The coronavirus continues to have reverberations across the global stage, and is especially impacting developed economies, and in particular, the small businesses that are a key foundation of those economies.
To get a sense of how smaller firms are being impacted, in a situation that is fluid on a day to day (hour by hour?) basis:
Last Friday, the National Federation of Independent Business released data, gleaned from a survey of 300 responses from firms with up to 120 employees, that showed at least some impact from the virus.
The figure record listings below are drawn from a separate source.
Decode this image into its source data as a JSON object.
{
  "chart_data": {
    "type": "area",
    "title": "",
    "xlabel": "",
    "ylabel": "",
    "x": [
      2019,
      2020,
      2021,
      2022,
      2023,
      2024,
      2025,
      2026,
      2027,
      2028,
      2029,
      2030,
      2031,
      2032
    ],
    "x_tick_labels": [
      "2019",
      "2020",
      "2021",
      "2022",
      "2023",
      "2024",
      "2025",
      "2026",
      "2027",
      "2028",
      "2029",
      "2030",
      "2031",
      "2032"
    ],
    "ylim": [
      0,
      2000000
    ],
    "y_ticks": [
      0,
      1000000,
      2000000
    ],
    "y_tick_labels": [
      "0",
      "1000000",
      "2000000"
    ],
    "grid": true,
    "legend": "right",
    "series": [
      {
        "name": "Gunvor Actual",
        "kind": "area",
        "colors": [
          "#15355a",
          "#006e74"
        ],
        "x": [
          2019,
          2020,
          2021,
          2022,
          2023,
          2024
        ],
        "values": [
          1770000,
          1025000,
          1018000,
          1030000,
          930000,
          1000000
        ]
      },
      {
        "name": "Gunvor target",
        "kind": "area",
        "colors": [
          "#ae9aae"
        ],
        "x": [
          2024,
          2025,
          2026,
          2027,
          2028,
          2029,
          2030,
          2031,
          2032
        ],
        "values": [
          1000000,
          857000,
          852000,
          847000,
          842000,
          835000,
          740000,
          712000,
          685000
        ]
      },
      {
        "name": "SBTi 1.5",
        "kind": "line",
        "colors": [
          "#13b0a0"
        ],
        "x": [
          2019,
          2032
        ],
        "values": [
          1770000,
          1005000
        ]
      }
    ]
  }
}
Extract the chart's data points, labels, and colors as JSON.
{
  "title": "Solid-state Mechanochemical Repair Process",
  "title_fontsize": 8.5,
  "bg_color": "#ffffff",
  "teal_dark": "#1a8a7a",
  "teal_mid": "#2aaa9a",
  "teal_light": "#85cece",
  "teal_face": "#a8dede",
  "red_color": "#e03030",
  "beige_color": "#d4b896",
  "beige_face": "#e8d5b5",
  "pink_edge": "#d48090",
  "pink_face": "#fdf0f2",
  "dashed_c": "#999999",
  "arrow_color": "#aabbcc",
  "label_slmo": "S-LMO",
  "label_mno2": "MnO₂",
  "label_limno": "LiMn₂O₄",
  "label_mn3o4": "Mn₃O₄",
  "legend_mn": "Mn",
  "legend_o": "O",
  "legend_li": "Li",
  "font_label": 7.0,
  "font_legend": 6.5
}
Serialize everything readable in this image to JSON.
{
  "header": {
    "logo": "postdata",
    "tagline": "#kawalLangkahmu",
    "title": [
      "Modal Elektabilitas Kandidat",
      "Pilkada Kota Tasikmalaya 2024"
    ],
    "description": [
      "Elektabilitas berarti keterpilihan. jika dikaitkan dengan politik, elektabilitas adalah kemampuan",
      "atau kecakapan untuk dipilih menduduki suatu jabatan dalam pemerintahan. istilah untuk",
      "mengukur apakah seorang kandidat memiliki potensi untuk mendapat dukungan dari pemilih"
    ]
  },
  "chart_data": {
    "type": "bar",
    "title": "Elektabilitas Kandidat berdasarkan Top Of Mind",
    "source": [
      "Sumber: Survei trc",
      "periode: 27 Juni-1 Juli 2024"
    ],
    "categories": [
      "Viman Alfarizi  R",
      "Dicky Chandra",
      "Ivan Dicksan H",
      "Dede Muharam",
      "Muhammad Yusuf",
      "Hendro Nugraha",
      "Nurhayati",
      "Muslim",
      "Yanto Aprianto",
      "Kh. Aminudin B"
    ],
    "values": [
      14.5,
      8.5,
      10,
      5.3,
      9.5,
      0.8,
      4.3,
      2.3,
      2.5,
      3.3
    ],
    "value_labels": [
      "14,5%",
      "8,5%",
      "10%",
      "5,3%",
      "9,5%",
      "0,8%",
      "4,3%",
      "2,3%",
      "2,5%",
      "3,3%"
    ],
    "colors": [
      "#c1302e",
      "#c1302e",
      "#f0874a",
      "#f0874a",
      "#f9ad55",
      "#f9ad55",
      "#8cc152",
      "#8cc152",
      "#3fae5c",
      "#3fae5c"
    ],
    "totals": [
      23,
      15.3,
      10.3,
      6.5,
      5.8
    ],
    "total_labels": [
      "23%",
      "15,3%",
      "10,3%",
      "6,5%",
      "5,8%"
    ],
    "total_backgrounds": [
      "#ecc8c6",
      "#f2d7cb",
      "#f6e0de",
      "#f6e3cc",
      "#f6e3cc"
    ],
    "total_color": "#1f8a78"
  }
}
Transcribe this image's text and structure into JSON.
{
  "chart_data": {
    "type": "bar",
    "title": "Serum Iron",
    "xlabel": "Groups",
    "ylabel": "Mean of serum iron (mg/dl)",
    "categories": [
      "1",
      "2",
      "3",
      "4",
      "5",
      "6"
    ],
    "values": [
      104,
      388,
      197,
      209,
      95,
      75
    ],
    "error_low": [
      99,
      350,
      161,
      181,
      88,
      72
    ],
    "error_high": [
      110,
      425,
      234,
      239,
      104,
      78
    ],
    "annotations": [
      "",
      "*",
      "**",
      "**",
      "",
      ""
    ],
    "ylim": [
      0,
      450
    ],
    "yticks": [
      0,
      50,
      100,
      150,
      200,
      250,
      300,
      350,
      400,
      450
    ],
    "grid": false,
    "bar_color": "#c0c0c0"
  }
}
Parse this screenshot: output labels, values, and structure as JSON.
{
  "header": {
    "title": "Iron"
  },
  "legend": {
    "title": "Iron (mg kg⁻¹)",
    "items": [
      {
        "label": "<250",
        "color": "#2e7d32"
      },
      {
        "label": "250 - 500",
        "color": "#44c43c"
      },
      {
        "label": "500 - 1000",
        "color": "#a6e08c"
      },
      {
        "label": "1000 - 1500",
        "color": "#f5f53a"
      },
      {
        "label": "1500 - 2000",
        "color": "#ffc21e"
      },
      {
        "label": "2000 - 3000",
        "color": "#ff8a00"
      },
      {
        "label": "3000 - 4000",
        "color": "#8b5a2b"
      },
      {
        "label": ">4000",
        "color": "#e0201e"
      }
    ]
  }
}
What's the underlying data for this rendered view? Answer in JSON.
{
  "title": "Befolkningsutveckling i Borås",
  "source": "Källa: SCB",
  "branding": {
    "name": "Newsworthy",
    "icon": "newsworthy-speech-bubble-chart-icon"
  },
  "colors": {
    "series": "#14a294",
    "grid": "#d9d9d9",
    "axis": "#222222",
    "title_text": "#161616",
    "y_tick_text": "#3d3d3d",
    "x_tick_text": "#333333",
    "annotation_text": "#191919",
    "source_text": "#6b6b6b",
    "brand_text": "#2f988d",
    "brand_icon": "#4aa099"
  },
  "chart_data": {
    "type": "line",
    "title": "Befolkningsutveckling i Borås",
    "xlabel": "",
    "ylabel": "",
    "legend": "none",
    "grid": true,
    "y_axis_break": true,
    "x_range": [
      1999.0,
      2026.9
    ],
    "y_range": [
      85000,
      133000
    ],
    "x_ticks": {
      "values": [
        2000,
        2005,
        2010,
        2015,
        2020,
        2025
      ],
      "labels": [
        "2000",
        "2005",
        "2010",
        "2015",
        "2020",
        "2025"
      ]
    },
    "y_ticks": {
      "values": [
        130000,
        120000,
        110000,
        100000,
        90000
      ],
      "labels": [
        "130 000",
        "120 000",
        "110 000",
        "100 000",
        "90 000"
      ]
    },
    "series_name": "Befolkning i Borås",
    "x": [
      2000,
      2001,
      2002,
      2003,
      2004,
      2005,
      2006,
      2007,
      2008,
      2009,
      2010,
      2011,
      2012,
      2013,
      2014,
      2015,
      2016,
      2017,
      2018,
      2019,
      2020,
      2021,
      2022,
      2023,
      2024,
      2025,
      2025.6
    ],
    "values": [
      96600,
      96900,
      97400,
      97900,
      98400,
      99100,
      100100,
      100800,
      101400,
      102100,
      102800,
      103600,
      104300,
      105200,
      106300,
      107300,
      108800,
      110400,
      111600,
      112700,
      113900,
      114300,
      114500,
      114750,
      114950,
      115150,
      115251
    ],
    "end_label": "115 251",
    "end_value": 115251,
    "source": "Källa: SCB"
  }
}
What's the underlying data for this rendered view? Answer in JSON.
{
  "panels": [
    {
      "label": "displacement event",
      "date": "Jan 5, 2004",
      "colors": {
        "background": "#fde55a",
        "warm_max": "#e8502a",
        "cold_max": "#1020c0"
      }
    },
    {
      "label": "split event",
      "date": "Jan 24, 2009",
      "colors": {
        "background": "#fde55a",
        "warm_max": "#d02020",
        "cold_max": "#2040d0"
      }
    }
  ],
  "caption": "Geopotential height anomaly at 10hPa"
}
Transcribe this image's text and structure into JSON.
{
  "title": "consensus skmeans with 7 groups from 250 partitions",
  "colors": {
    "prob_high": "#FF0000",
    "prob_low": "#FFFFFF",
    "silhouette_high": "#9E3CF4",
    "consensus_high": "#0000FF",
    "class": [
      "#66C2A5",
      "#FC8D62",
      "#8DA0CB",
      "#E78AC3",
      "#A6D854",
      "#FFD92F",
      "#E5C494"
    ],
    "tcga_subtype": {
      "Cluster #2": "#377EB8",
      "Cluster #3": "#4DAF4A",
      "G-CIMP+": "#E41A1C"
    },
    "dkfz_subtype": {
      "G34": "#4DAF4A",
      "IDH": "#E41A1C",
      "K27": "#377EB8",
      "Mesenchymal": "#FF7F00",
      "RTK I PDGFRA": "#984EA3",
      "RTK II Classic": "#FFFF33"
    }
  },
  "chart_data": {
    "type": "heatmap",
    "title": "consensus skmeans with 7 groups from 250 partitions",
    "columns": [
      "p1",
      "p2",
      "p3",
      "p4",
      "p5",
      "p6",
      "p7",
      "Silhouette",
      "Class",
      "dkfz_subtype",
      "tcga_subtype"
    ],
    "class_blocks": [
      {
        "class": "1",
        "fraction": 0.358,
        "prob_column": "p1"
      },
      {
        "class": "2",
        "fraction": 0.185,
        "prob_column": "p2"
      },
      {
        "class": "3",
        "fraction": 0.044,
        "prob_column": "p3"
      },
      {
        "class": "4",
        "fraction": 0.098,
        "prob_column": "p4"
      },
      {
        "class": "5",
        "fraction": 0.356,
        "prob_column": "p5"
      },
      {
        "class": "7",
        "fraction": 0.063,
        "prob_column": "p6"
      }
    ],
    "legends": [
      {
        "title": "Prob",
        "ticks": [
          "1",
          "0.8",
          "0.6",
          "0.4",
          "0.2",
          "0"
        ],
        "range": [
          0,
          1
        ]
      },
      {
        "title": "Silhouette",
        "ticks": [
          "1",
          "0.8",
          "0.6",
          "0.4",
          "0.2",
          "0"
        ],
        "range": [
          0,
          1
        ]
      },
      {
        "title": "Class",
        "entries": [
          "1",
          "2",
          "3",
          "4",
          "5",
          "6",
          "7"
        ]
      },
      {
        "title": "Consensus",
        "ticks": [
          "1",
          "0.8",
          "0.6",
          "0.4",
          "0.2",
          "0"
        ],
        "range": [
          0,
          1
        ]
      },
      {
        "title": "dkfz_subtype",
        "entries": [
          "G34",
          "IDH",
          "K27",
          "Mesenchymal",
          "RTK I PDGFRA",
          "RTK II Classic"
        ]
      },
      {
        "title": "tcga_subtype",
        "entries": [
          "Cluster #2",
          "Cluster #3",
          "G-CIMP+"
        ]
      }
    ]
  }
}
As reported, the NFIB found that owners remain concerned about disruptions. The data no doubt is a bit dated only a few days since publication — headed into a weekend of slashed Fed fund rates, quantitative easing and more negative news — but it shows SMBs bracing for impact.
The NFIB reported that about 23 percent of small- to medium-sized (SMBs) are being negatively impacted. Of the 73 percent not (as of then) impacted, about 43 percent said they would be hurt if the virus spread, or spreads broadly in their geographic areas through the next three months. Of those already impacted, 39 percent have experienced supply chain disruptions and 42 percent cited slower sales.
Insurance
One backstop here — one fervently hoped for by these same small players, may not be a backstop at all.
That would be insurance, of course, a supposed buffer against disruption, against supply shocks, against the vagaries of doing business across a global landscape.
One thing’s for certain — that insurance claims will rise. The outcome — whether those claims will be satisfied — is far from certain. Disruption insurance is meant to help insulate against unforeseen events.
And, as Zenefits reported last week, most smaller firms include at least some form of disruption insurance, which may, for example, include coverage against natural disasters.
Communicable diseases? Perhaps they’re covered. But perhaps they’re not, in an age where past epidemics (SARs among them) may have steered insurance firms to narrowly define parameters of what they would — and wouldn’t cover — in the event new health crises threatened the economic well being of smaller companies.
And here, then, lies the eternal tug of war when it comes to insurance. Those who take out policies do so because they want at least some financial balm to financial loss. The insurance companies themselves typically try to define events through at least some risk-adjusted lens, with an eye toward minimizing their own financial exposure.
Zenefits noted that SARs helped reshape disruptions policies so that they exclude at least some types of disasters, including communicable diseases. And the precedent has been set (through court rulings) that insurance carrier liability is limited to a “trigger date” that is limited to the disruptions that occur after a disease has been “required by law to be notified to an authority” — in this case, as Zenefits has noted, Jan. 8 is the date at which COVID-19 has been classified by authorities as a notifiable disease.
But insurance companies, as the site noted, also have been able to pre-negotiate the amounts for which they are liable, which in effects caps liability, or a specific number of days of outage. Business disruption coverage also may cover only physical damage to property, or to inventory — impacts not felt during a pandemic, where the absence of foot traffic and consumer spending, cripple income statements and balance sheets but leave the physical plant untouched. There’s also contingent business interruption insurance, which a company can take on, and which is applicable in the event that the shutdown is down the supply chain, but impacts the insured firm.
In an interview with the Wall Street Journal earlier in the month, Kirk Pasich, a Los-Angeles based insurance recovery attorney, said “there is no guesswork here. There will be insurance coverage disputes.” That assessment came as companies had already been filing claims tied to business interruption insurance, and those claims were already being rejected.
The impact, of course, will be huge. In a March report titled “Coronavirus: The World Economy at Risk,” the OECD estimated that a long-lived epidemic could slash global economic growth to 1.5 percent, from a previous 2.9 percent forecast. With the global economy at about $86 trillion, as estimated by the World Bank, the impact could be more than $1 trillion.
In an interview with The New York Times, Christian Ryan, with the risk advisory firm Marsh, brokering policies with reinsurance firm Munich, has said that insurance that would have covered firms for epidemics, has seen a surge in demand. But new policies will not cover COVID-19, he told the Times, as “we can’t insure a burning building.”